Respirou fundo para engolir o choro, ainda apoiada sobre a porta, e xingou baixinho quando entrou e sua mãe a chamou da cozinha.
– Lis? É você? – Violet perguntou e a garota imediatamente reconheceu o cheiro de pizza que vinha do cômodo, andando até lá em passos meio trôpegos.
– S-sim eu... Eu estava na casa da Hanna, estávamos planejando umas coisas para o aniversário dela – contou com a voz falha e sua mãe, a conhecendo melhor do que qualquer amiga ou namorado que Lis pudesse arrumar, parou de ajeitar os pratos na mesa para encará-la com certa preocupação em seus olhos violeta.
Lis nunca se acostumaria com a cor incomum daqueles olhos mesmo que já convivesse com eles há dezessete anos, mas ainda assim nunca confiaria em quaisquer outros mais do que naquelas íris cor de ametista.
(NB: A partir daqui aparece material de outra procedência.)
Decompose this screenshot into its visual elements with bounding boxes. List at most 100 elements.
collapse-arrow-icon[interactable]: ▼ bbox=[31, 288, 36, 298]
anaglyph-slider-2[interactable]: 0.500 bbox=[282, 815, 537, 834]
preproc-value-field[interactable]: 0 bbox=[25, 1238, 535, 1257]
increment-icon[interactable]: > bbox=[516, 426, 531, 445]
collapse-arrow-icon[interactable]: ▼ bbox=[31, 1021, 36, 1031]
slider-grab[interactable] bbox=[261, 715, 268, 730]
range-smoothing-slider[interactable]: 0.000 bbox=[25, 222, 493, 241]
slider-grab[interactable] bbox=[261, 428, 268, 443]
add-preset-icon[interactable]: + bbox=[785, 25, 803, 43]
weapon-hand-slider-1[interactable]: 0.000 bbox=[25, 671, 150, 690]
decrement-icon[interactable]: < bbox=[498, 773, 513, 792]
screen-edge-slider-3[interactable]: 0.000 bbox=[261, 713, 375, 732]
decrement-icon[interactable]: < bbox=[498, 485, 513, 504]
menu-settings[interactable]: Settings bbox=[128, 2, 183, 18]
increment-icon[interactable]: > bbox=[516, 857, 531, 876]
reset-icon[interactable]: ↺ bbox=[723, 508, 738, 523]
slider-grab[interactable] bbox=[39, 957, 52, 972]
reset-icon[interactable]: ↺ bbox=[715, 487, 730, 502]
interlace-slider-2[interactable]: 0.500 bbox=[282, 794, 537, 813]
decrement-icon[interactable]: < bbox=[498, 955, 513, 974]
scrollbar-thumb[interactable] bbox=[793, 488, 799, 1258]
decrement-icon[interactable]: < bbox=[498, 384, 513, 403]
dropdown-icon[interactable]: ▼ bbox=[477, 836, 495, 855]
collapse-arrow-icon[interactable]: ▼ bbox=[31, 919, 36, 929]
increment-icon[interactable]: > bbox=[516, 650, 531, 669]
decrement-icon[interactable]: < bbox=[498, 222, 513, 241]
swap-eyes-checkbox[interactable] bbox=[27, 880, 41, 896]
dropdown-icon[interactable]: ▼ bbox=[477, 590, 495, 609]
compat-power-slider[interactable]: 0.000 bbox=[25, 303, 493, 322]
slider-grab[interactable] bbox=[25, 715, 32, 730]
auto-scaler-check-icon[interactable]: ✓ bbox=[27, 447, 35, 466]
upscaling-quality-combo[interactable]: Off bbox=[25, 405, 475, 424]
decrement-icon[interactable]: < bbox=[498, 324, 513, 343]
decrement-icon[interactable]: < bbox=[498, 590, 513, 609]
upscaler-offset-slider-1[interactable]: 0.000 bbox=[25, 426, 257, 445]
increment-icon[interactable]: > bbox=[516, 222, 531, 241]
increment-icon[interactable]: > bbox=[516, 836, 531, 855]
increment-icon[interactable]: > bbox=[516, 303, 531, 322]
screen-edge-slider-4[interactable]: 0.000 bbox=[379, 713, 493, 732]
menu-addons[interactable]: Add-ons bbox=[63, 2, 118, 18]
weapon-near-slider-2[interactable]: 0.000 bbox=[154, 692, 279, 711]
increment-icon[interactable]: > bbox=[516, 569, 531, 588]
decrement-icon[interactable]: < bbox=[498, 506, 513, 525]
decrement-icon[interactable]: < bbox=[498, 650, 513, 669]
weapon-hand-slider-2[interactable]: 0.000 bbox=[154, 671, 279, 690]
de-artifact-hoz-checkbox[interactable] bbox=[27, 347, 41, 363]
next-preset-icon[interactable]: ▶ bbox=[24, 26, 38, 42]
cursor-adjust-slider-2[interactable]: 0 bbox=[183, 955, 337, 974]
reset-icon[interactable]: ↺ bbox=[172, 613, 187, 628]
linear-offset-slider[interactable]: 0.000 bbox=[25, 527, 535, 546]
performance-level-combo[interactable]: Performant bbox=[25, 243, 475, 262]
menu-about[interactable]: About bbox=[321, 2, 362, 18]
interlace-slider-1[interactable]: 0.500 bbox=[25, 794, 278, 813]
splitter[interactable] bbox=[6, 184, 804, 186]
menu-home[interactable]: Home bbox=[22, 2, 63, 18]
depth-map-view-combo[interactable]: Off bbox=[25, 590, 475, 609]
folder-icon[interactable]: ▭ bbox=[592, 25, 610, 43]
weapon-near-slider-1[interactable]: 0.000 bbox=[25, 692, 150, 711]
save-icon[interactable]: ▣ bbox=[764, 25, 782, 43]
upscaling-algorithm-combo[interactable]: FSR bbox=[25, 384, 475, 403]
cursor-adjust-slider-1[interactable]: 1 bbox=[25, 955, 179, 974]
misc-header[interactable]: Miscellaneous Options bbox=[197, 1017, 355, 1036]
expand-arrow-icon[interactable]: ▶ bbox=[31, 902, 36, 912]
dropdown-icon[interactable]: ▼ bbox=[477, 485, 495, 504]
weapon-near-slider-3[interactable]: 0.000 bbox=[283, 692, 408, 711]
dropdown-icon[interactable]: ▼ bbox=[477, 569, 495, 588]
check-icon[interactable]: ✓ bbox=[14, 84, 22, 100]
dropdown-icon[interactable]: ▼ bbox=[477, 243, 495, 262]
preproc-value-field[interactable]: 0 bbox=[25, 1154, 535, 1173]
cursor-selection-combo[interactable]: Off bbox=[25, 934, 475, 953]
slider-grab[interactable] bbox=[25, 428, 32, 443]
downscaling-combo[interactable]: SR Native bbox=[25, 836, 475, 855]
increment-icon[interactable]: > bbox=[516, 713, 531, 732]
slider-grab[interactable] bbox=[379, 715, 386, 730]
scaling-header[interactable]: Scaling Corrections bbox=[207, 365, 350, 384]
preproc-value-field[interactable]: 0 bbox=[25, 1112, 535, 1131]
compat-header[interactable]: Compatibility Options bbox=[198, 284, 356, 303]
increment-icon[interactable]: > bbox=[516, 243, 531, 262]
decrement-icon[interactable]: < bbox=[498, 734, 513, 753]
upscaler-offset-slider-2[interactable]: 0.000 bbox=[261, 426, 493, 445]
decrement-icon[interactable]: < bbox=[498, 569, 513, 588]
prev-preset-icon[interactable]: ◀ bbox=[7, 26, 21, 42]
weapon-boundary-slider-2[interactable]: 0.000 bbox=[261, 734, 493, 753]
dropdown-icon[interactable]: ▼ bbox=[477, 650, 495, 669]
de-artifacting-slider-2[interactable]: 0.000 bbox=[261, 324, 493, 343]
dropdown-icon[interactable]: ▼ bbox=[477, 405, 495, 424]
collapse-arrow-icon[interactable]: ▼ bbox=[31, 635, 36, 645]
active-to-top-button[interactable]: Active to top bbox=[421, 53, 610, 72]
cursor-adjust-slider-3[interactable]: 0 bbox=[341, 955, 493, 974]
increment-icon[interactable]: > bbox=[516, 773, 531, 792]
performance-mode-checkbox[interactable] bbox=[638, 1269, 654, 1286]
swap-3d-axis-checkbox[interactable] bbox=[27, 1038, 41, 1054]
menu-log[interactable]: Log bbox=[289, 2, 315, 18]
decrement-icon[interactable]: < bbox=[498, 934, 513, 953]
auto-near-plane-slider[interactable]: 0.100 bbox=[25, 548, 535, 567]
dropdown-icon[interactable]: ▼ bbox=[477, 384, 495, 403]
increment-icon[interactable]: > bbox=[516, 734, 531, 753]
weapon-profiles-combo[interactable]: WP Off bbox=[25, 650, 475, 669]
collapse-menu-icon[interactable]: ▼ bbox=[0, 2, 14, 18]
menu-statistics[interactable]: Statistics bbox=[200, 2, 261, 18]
– E eu fui ver o Matt também – confessou depois do breve silêncio, desviando o olhar e retorcendo a alça da bolsa por entre os dedos, denunciando sua ansiedade por tocar no assunto. – Eu queria resolver as coisas, ou pelo menos tentar.
– Ah, meu amor – Violet disse baixinho e correu para abraçar a filha. – Tá tudo bem, pode chorar se quiser.
Mas Lis não queria.
– Não mãe, eu... Obrigada mas tá tudo bem, de verdade – ela respondeu forçando um sorriso o máximo que conseguia e sua mãe deu um beijo em sua testa antes de encarar seus olhos por um momento para saber se sua filha falava a verdade.
E ela soube que não. Não estava nada bem na verdade, mas ficaria e ela acreditava em Lis.
– Bom, você não estava aqui então deixei o Eliel escolher o sabor das pizzas – Violet informou na tentativa de quebrar o assunto anterior visto que era esta a vontade da filha.
– Já sei, Marguerita e... – ela olhou nas caixas e franziu as sobrancelhas. – Pepperoni e Brocólis?
– É – Eliel disse assim que chegou na cozinha, os olhos ainda vidrados em seu celular e o fio dos fones de ouvido pendurados em volta de seu pescoço. – Sei que você gosta dessas, sua idiota.
Lis não conseguiu evitar um sorriso apesar de não querer se dar por vencida em seu longo e interminável joguinho de irmãos, então não agradeceu apesar de se sentir agradecida.
E enquanto comia e conversava com sua família, fazendo piada sobre todo o tipo de coisa e zoando os colegas de trabalho esquisitos de Violet junto da mesma, Lis quase se esqueceu do porquê se permitia ficar triste diante de coisas tão idiotas.
Afinal, ela tinha Hanna e Kate, tinha sua mãe e Eliel. Todas as pessoas que amava e que sempre a deixavam feliz independente de seus problemas secundários, e a última coisa que precisava era se permitir sofrer por garotos que na menor das oportunidades a trocariam por qualquer pessoa melhor ou até mesmo por um vídeo-game, quem sabe?
E foi diante desses pensamentos que ela caçou seu celular no bolso e, enquanto comia o último pedaço de sua pizza, bloqueou Henri e Matt de todas as formas e em todas as redes sociais possíveis.
Era uma atitude infantil e até mesmo burra se considerasse que moravam em uma cidade pequena onde todos se conheciam e podiam se esbarrar por aí a qualquer hora, mas ainda assim era sua melhor solução temporária por enquanto.
E somente esse gesto bobo já a fez se sentir um pouco mais livre e desconectada de toda aquela besteira.